Already in primary school I felt like I didn’t fit in with the other girls, as I liked climbing trees and didn’t like playing with barbies. I also preferred to play catch instead of playing house or grown up. The girls thought I was weird, so I cut my hair short and thought I would fit in better by being like a boy. But of course, all the boys knew I was a girl with short hair and thought I was weird as well.
I felt like an outsider.
My early teens I spent trying to fit in with the girls, letting my hair grow long and trying to do feminine things. I realised that the thing that was “different” about me might be my sexuality when I was about your age – 13. It was a scary realisation and I didn’t talk to anybody about it, fearing rejection as I experienced it in primary school.
Some friends of mine and I really liked the Twilight movies and one day they argued whether they were in Team Jacob or Team Edward. My response to that was that I just couldn’t care less, so they asked me if I was in Team Bella. I felt caught and awkward and tried to change the topic, not responding to that question – in reality I definitely went to the cinemas to see Bella!

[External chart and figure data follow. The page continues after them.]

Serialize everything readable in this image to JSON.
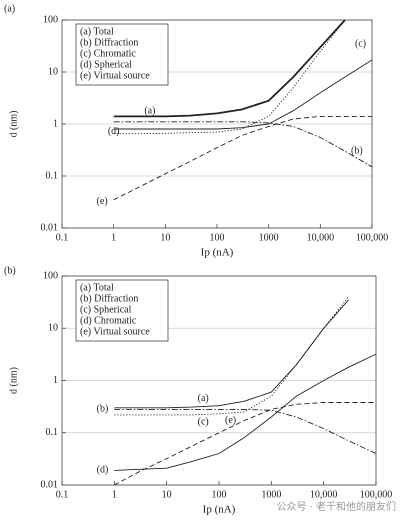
{
  "chart_data": [
    {
      "type": "line",
      "panel": "(a)",
      "y_label": "d (nm)",
      "x_label": "Ip (nA)",
      "log_x": true,
      "log_y": true,
      "grid": true,
      "legend": "upper left",
      "x": [
        1,
        3,
        10,
        30,
        100,
        300,
        1000,
        3000,
        10000,
        30000,
        100000
      ],
      "xlim": [
        0.1,
        100000
      ],
      "xticks": [
        0.1,
        1,
        10,
        100,
        1000,
        {
          "value": 10000,
          "label": "10,000"
        },
        {
          "value": 100000,
          "label": "100,000"
        }
      ],
      "ylim": [
        0.01,
        100
      ],
      "yticks": [
        0.01,
        0.1,
        1,
        10,
        100
      ],
      "curve_labels": [
        "(a)",
        "(b)",
        "(c)",
        "(d)",
        "(e)"
      ],
      "series": [
        {
          "name": "(a) Total",
          "color": "#222",
          "style": "bold",
          "values": [
            1.4,
            1.4,
            1.4,
            1.45,
            1.6,
            1.9,
            2.8,
            8,
            30,
            100,
            null
          ]
        },
        {
          "name": "(b) Diffraction",
          "color": "#222",
          "style": "dashdot",
          "values": [
            1.1,
            1.1,
            1.1,
            1.1,
            1.1,
            1.1,
            1.05,
            0.9,
            0.55,
            0.3,
            0.15
          ]
        },
        {
          "name": "(c) Chromatic",
          "color": "#222",
          "style": "solid",
          "values": [
            0.8,
            0.8,
            0.8,
            0.8,
            0.8,
            0.85,
            1.0,
            1.8,
            4,
            8,
            17
          ]
        },
        {
          "name": "(d) Spherical",
          "color": "#222",
          "style": "dotted",
          "values": [
            0.65,
            0.65,
            0.66,
            0.68,
            0.7,
            0.8,
            1.4,
            5,
            25,
            100,
            null
          ]
        },
        {
          "name": "(e) Virtual source",
          "color": "#222",
          "style": "dashed",
          "values": [
            0.035,
            0.06,
            0.11,
            0.19,
            0.35,
            0.6,
            0.9,
            1.25,
            1.4,
            1.4,
            1.4
          ]
        }
      ]
    },
    {
      "type": "line",
      "panel": "(b)",
      "y_label": "d (nm)",
      "x_label": "Ip (nA)",
      "log_x": true,
      "log_y": true,
      "grid": true,
      "legend": "upper left",
      "x": [
        1,
        3,
        10,
        30,
        100,
        300,
        1000,
        3000,
        10000,
        30000,
        100000
      ],
      "xlim": [
        0.1,
        100000
      ],
      "xticks": [
        0.1,
        1,
        10,
        100,
        1000,
        {
          "value": 10000,
          "label": "10,000"
        },
        {
          "value": 100000,
          "label": "100,000"
        }
      ],
      "ylim": [
        0.01,
        100
      ],
      "yticks": [
        0.01,
        0.1,
        1,
        10,
        100
      ],
      "curve_labels": [
        "(a)",
        "(b)",
        "(c)",
        "(d)",
        "(e)"
      ],
      "series": [
        {
          "name": "(a) Total",
          "color": "#222",
          "style": "solid",
          "values": [
            0.3,
            0.3,
            0.3,
            0.31,
            0.33,
            0.4,
            0.6,
            2,
            10,
            35,
            null
          ]
        },
        {
          "name": "(b) Diffraction",
          "color": "#222",
          "style": "dashdot",
          "values": [
            0.28,
            0.28,
            0.28,
            0.28,
            0.28,
            0.28,
            0.27,
            0.2,
            0.12,
            0.07,
            0.04
          ]
        },
        {
          "name": "(c) Spherical",
          "color": "#222",
          "style": "dotted",
          "values": [
            0.22,
            0.22,
            0.22,
            0.22,
            0.23,
            0.25,
            0.5,
            2,
            10,
            40,
            null
          ]
        },
        {
          "name": "(d) Chromatic",
          "color": "#222",
          "style": "solid",
          "values": [
            0.019,
            0.02,
            0.021,
            0.028,
            0.04,
            0.08,
            0.2,
            0.5,
            1,
            1.8,
            3.2
          ]
        },
        {
          "name": "(e) Virtual source",
          "color": "#222",
          "style": "dashed",
          "values": [
            0.01,
            0.018,
            0.032,
            0.055,
            0.1,
            0.17,
            0.28,
            0.35,
            0.38,
            0.38,
            0.38
          ]
        }
      ]
    }
  ],
  "watermark": "公众号 · 老千和他的朋友们"
}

In the last few years before graduating from school I found a friend group that talked openly about LGBT+ issues and some of them thought about possibly being part of the community themselves. It made me feel safer and more comfortable with my identity and I slowly came out to my friends, casually without sitting them down – I developed an expectation of either they will accept me, or they are not people I want to be friends with.
I started Uni in London and was in a relationship with a girl, I finally decided to come out to my dad after years of thinking about it. I knew I had a safe place in London, and I feared to see his reaction, so I decided to write him a letter and leave it on his pillow before I left for 3 months for London. I wanted to give him time to process it and accept me the way I am, but I was also fed up and just wanted to finally feel free and not like I’m hiding a big part of my identity from him.

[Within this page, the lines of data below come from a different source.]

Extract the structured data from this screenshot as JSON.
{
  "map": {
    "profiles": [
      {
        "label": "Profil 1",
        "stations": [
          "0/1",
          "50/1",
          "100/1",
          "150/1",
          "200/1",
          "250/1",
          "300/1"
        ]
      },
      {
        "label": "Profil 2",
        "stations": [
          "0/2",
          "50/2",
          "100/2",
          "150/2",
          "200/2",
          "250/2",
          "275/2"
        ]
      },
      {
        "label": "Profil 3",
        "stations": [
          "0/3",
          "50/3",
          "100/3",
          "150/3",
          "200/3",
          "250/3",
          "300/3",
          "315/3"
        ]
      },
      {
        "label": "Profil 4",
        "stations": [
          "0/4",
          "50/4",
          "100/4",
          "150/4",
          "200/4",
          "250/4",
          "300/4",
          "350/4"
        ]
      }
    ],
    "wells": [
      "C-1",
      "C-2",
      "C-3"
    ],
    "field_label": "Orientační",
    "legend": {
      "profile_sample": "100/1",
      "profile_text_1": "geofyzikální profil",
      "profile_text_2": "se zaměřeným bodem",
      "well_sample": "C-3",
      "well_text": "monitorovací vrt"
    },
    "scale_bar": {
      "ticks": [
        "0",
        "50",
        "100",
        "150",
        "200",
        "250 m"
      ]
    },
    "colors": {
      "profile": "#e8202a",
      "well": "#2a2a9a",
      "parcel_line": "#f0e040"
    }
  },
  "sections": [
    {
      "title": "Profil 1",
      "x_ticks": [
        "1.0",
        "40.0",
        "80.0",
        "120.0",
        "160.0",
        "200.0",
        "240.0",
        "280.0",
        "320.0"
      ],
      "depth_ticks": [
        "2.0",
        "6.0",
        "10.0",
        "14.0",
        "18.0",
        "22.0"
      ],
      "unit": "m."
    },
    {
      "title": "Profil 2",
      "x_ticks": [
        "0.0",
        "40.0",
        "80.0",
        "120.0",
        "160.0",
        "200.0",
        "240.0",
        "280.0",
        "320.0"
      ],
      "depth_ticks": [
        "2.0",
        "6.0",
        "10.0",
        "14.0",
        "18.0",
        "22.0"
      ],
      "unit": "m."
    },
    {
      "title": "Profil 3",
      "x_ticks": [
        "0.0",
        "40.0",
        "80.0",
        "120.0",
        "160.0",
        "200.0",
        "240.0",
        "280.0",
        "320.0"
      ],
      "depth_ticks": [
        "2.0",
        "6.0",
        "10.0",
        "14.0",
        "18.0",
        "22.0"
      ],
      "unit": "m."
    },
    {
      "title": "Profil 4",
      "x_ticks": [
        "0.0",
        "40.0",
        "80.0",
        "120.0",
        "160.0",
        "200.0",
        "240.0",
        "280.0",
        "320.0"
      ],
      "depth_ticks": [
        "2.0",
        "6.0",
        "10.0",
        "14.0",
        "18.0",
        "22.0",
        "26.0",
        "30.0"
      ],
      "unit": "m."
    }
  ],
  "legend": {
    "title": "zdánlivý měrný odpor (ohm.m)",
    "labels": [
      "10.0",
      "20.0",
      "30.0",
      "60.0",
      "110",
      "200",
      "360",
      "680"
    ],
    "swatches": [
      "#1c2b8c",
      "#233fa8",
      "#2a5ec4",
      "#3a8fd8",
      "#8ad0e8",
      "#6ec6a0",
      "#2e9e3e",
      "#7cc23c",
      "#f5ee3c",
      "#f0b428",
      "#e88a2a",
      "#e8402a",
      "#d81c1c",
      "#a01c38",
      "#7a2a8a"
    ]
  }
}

To my surprise, he sent me a text message right after, saying that he loved me no matter what – I was relieved.
For years I thought I was gay – but a couple of months ago I met a guy at my Uni and realised that might not be the case. Labels are there to empower you, but I personally feel trapped by them. Therefore, I don’t like to label myself other than part of the LGBT+ community. Sometimes people have difficulties accepting that and just want to put a label on me. I want you to know that it is your decision how you present yourself and how you label yourself. Do what makes you feel comfortable – if that’s labeling yourself and fitting into stereotypes then go for it, but it’s not the only way to be LGBT+.